# 30 Gallon leaker



## GNOME (Nov 16, 2006)

I just aquired a 30 gallon tank from a friend in Virginia. I put the tank in my garage and filled it. There is a leak on the bottom about 6 inches long at the joint. Should I remove all the silicone from the bottom of the tank and re-seal the whole thing or just do where the leak (seeping) is.


----------



## fish_4_all (Nov 13, 2006)

Well you need to find out exactly where the leak is coming from if you can. If the leak is a seap from a single spot and it is not more than 1/2 inch long I would reseal where the hole is. If there is truely a seam split occuring then I hate to say it but I would reseal the entire pain from top to bottom which means removing the pane of glass itself to do it. 

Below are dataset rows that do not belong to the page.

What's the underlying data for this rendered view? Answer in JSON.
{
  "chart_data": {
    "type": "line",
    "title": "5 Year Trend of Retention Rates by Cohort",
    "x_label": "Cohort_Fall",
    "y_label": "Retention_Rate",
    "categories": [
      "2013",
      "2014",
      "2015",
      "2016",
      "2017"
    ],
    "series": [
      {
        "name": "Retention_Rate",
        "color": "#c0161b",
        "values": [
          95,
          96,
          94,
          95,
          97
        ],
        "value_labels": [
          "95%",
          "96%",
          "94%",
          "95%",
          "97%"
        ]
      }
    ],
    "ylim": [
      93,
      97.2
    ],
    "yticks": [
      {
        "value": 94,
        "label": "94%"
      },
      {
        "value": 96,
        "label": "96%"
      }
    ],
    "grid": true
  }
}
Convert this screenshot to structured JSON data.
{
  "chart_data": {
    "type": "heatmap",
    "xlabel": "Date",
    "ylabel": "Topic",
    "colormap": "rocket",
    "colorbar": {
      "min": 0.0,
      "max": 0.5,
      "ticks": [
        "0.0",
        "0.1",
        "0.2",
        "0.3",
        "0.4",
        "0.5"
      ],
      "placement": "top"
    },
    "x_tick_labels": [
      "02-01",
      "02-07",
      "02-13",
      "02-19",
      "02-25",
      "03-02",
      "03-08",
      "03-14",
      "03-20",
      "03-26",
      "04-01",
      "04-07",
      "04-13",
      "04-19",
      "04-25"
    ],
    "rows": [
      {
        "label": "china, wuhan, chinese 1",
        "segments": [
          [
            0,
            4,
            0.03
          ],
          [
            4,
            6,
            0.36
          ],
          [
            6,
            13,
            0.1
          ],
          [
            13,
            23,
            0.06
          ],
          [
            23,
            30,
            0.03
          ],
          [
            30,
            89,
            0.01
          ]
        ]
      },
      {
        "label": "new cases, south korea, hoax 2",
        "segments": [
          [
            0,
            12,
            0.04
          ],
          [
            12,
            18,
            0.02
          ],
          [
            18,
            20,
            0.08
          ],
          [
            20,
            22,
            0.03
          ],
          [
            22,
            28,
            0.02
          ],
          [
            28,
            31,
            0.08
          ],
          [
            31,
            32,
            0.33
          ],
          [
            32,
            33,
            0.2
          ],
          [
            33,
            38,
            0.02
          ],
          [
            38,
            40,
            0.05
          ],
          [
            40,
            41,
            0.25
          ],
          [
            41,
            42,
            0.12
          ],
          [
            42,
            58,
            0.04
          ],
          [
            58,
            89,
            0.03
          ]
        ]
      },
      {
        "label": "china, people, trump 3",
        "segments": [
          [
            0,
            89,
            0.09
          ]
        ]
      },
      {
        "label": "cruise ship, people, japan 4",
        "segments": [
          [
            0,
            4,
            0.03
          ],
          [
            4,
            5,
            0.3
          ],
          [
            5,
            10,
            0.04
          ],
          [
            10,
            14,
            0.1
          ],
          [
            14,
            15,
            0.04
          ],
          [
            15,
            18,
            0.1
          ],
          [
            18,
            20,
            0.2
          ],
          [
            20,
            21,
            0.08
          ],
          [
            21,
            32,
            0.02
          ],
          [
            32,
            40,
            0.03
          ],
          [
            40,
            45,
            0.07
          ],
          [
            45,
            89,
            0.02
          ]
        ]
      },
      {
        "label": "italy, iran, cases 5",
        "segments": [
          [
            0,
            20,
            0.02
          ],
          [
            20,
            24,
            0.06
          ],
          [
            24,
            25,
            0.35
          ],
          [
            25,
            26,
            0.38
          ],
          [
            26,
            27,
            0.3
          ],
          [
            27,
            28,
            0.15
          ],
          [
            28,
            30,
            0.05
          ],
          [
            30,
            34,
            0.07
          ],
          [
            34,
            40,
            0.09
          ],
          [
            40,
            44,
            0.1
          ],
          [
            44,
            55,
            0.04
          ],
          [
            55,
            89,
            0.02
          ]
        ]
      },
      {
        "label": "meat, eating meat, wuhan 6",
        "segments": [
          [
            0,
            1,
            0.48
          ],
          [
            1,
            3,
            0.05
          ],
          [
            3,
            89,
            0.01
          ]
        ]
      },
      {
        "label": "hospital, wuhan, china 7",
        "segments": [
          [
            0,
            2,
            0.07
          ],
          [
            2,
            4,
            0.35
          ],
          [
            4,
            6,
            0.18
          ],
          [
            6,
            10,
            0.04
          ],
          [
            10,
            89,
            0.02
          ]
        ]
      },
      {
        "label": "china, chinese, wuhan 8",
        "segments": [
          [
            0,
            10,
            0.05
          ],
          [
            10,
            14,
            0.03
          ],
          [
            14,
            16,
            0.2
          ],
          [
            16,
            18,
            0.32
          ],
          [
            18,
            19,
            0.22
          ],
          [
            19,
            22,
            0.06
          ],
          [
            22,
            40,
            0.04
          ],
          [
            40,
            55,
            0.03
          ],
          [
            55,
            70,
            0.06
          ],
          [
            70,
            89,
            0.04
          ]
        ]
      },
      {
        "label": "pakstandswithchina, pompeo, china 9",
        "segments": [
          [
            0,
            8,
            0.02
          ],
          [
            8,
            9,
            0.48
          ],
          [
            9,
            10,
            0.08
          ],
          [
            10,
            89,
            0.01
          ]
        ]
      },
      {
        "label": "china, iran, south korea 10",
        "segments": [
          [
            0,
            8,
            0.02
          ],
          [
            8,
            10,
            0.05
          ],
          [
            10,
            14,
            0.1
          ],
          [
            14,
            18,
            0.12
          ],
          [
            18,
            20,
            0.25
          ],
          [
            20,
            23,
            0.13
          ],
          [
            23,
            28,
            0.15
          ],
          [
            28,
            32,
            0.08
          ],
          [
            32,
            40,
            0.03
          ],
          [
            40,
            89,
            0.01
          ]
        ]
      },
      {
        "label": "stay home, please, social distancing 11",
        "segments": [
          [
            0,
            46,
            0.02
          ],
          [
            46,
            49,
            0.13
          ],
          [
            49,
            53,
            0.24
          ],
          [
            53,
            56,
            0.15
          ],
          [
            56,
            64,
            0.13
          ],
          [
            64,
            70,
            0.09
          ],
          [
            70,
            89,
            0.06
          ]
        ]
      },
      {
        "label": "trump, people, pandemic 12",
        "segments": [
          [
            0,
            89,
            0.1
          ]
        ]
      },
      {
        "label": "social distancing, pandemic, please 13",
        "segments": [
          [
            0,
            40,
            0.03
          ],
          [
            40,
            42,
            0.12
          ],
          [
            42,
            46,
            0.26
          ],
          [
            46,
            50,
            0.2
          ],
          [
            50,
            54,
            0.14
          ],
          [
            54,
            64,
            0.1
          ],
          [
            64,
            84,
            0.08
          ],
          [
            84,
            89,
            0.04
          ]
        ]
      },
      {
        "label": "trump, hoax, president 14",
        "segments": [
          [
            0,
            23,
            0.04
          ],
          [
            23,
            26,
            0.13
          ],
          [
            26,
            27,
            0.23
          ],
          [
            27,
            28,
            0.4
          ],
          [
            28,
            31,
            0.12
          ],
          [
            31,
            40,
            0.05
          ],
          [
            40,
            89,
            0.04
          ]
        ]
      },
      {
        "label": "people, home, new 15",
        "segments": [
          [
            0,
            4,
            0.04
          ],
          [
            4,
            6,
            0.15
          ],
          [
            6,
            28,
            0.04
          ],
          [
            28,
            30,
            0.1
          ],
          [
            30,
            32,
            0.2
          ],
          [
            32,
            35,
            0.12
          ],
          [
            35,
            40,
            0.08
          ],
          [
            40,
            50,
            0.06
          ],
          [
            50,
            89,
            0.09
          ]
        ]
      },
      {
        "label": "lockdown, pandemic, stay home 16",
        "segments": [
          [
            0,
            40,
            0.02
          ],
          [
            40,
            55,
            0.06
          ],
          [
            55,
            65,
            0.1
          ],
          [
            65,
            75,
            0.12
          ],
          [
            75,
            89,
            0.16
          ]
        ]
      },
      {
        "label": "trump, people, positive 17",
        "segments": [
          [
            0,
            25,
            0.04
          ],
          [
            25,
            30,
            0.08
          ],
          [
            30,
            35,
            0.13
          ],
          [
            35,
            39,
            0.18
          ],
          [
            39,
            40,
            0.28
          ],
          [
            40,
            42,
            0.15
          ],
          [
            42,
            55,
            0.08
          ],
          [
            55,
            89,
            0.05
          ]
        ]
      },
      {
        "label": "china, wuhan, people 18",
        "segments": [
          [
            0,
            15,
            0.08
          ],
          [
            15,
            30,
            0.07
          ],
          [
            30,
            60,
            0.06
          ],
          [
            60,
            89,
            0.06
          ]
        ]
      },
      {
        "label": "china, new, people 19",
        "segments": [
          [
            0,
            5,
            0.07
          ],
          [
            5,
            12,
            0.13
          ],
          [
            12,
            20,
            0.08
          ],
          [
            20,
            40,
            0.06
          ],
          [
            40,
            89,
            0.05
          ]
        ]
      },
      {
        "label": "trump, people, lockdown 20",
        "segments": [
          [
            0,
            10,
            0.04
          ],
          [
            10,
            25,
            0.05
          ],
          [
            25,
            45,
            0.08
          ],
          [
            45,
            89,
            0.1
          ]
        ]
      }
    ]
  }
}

The best way I know to check exactly where it is coming from is to take a piece of construction paper, dry the seam completely dry and place the construction paper over the seam, waht closely to see if the leak starts in a single spot or if it appears at the same time along the seam. 

Make sure to remove as much silicone as possible with a razor blade and wash the glass with alcohol to make sure the new silicone will get a solid hold on it and form a tight seal. Make sure to press hard enough that the silocone squeezes into the seam if you accidentally remove any from between the panes of glass.


----------



## Zapher (Jul 30, 2007)

The thing with silicone is that it doesnt cure to itself. So regardless of how big the hole is i would remove all the silicone from the bottom and the sides. Do not remove the glass from the frame.


----------



## fish_4_all (Nov 13, 2006)

True and not, but better safe than sorry. New silicone will not adhere to old silicone if it has any kind of film on it. The tanks I have resealed the new silicone would adhere to the silicne between the glass but not the top of any of the old silcone but only to the section I cut into and were completely clean and new looking. 

I do know I didn't even bother trying to find the leak in the 26 bowfront tall tank, I did exactly what you said, removed all the old silicone except for the stuff between the panes and made it all new. Has never leaked since so maybe it is best to start over, at least with the inside silicone.


----------



## caferacermike (Oct 3, 2006)

They are cheap enough to replace, carpet is not. It is true that the best seal is made by removing the panes altogether and placing silicone along every edge. The seal is made BETEEN the edges of the glass, not were the silicone bead is. I've seen many a tank without any silicone at all in the corners, only a thin black stripe between the panes themselves. Check out tanks like AGE for examples.


----------



## Zapher (Jul 30, 2007)

Link removed according to fishforum.com policy. You have been pmed regarding this. Please do not link to another fish keeping forum. 
(fish_4_all)

Thats a perfect way of resealing a tank. I posted the link earlier but i guess it didnt work because i tried to insert the link. You'll just have to copy and paste i guess. As far as keeping a tank with only silicone in between the glass or by only patching the section that is leaking, it may work but personally i wouldnt risk it. It is really up to you though. I can testify that it is a pain in the butt to reseal an entire tank.


----------